Tangan Valeri jatuh pada kancing kemeja pria itu dan melepasnya satu persatu dengan bibir yang tak diam dan terus bermain di leher Mario.
Tangan Valeri sedikit bergetar saat menyentuh dada bidang yang kekar itu, Valeri bahkan menarik diri demi bisa melihat bentuk itu.
"Apa yang akan terjadi, kalau aku menciumnya?" Valeri menyentuh bagian kecil mencuat dari dada Mario.
"Kalau penasaran, lakukanlah." tangan Mario masih berada di pinggang Valeri dan memberi usapan disana.
Valeri menggigit bibirnya saat melihat wajah Mario masih tenang.

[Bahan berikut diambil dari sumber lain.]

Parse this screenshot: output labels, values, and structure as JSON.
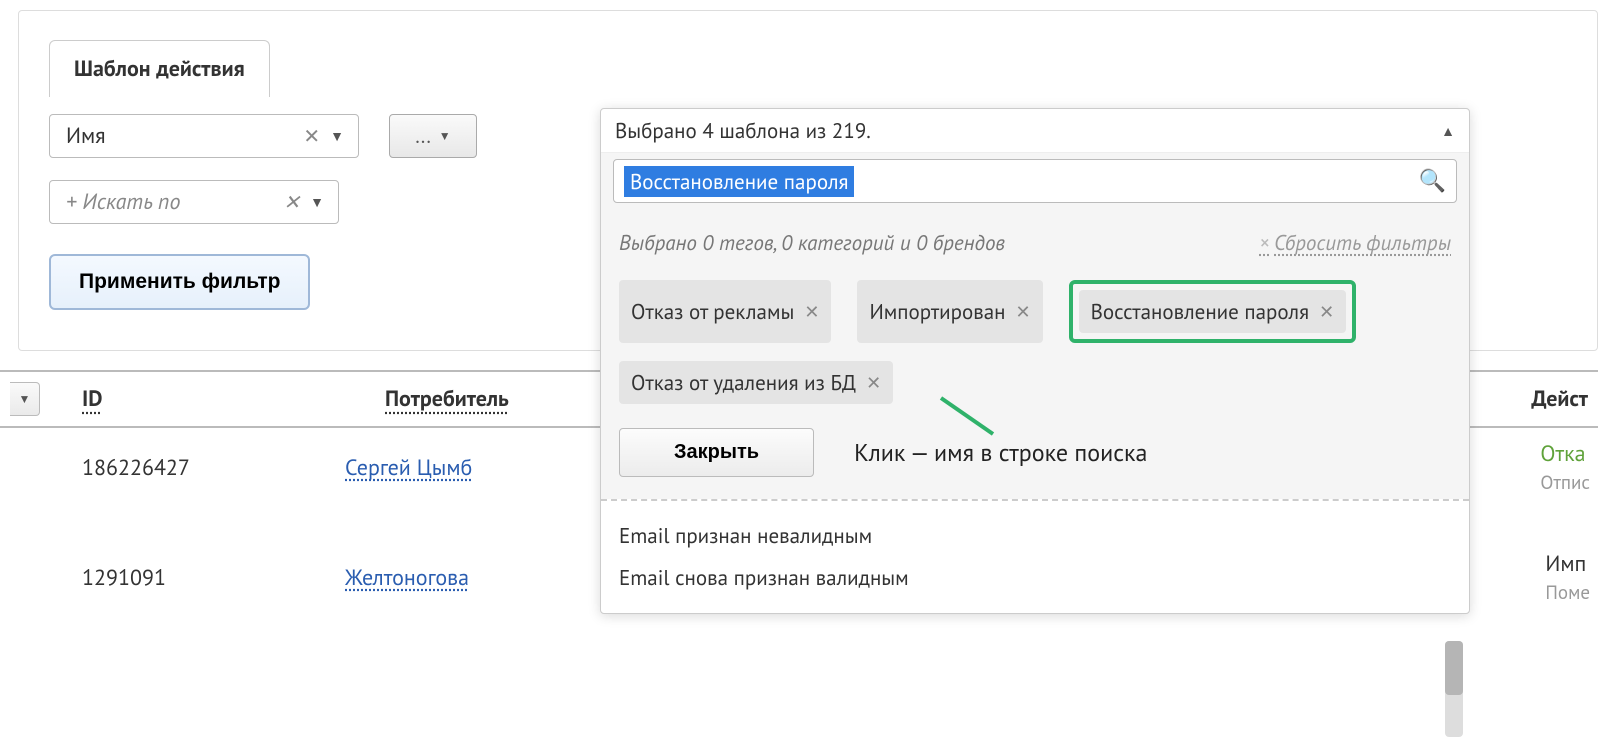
{
  "tab": {
    "label": "Шаблон действия"
  },
  "filter": {
    "field": {
      "label": "Имя"
    },
    "ops": {
      "label": "..."
    },
    "searchBy": {
      "placeholder": "+ Искать по"
    },
    "apply": {
      "label": "Применить фильтр"
    }
  },
  "dropdown": {
    "header": "Выбрано 4 шаблона из 219.",
    "searchValue": "Восстановление пароля",
    "tagsInfo": "Выбрано 0 тегов, 0 категорий и 0 брендов",
    "resetLabel": "Сбросить фильтры",
    "chips": [
      {
        "label": "Отказ от рекламы"
      },
      {
        "label": "Импортирован"
      },
      {
        "label": "Восстановление пароля",
        "highlighted": true
      },
      {
        "label": "Отказ от удаления из БД"
      }
    ],
    "closeLabel": "Закрыть",
    "annotation": "Клик — имя в строке поиска",
    "list": [
      "Email признан невалидным",
      "Email снова признан валидным"
    ]
  },
  "table": {
    "headers": {
      "id": "ID",
      "consumer": "Потребитель",
      "action": "Дейст"
    },
    "rows": [
      {
        "id": "186226427",
        "consumer": "Сергей Цымб",
        "status1": "Отка",
        "status2": "Отпис"
      },
      {
        "id": "1291091",
        "consumer": "Желтоногова ",
        "status1": "Имп",
        "status2": "Поме"
      }
    ]
  }
}
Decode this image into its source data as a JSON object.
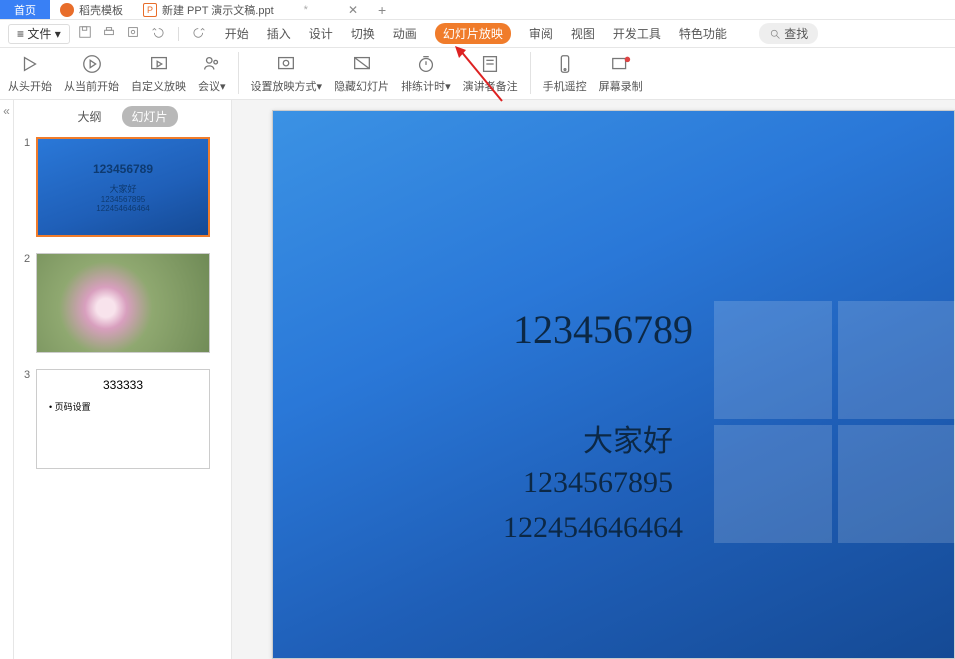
{
  "tabs": {
    "home": "首页",
    "templates": "稻壳模板",
    "doc": "新建 PPT 演示文稿.ppt",
    "close": "✕",
    "add": "+"
  },
  "menubar": {
    "file": "文件",
    "arrow": "▾",
    "items": [
      "开始",
      "插入",
      "设计",
      "切换",
      "动画",
      "幻灯片放映",
      "审阅",
      "视图",
      "开发工具",
      "特色功能"
    ],
    "search_label": "查找"
  },
  "ribbon": {
    "from_start": "从头开始",
    "from_current": "从当前开始",
    "custom": "自定义放映",
    "meeting": "会议",
    "settings": "设置放映方式",
    "hide": "隐藏幻灯片",
    "rehearse": "排练计时",
    "notes": "演讲者备注",
    "phone": "手机遥控",
    "record": "屏幕录制",
    "drop": "▾"
  },
  "sidebar": {
    "outline": "大纲",
    "slide": "幻灯片",
    "nums": [
      "1",
      "2",
      "3"
    ],
    "t1a": "123456789",
    "t1b": "大家好",
    "t1c": "1234567895",
    "t1d": "122454646464",
    "t3a": "333333",
    "t3b": "• 页码设置"
  },
  "slide": {
    "l1": "123456789",
    "l2": "大家好",
    "l3": "1234567895",
    "l4": "122454646464"
  },
  "left_collapse": "«"
}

Padahal Valeri sudah merasa dirinya basah hanya dengan pemandangan ini.
Valeri menunduk untuk melakukan niatnya, lalu membelai bentuk kecil itu dengan lidahnya dan sesekali memberi hisapan.
Ah.
Mario mendongak saat bibir basah Valeri menyentuh areola-nya, tubuhnya menegang dengan rasa nikmat yang menjalari intinya yang sejak tadi tegak berdiri.
Ah.
Valeri merasa puas saat apa yang dia lakukan membuat Mario mendesah keras, hingga tangannya mulai merambat dan membuka resleting pria itu.
Mario yang merasakan gerakan Valeri menahan tangannya.
Merasakan gerakannya di hentikan Valeri mendongak dan melihat mata tajam Mario.
"Ingatlah ini. Yang kamu lakukan saat ini adalah atas kerelaanmu sendiri." suara Mario nampak berat dari sebelumnya, hingga Valeri tak berpikir berlebihan dan melanjutkan kegiatannya saat Mario melepaskan tangannya dan menariknya untuk melabuhkan ciuman di bibirnya.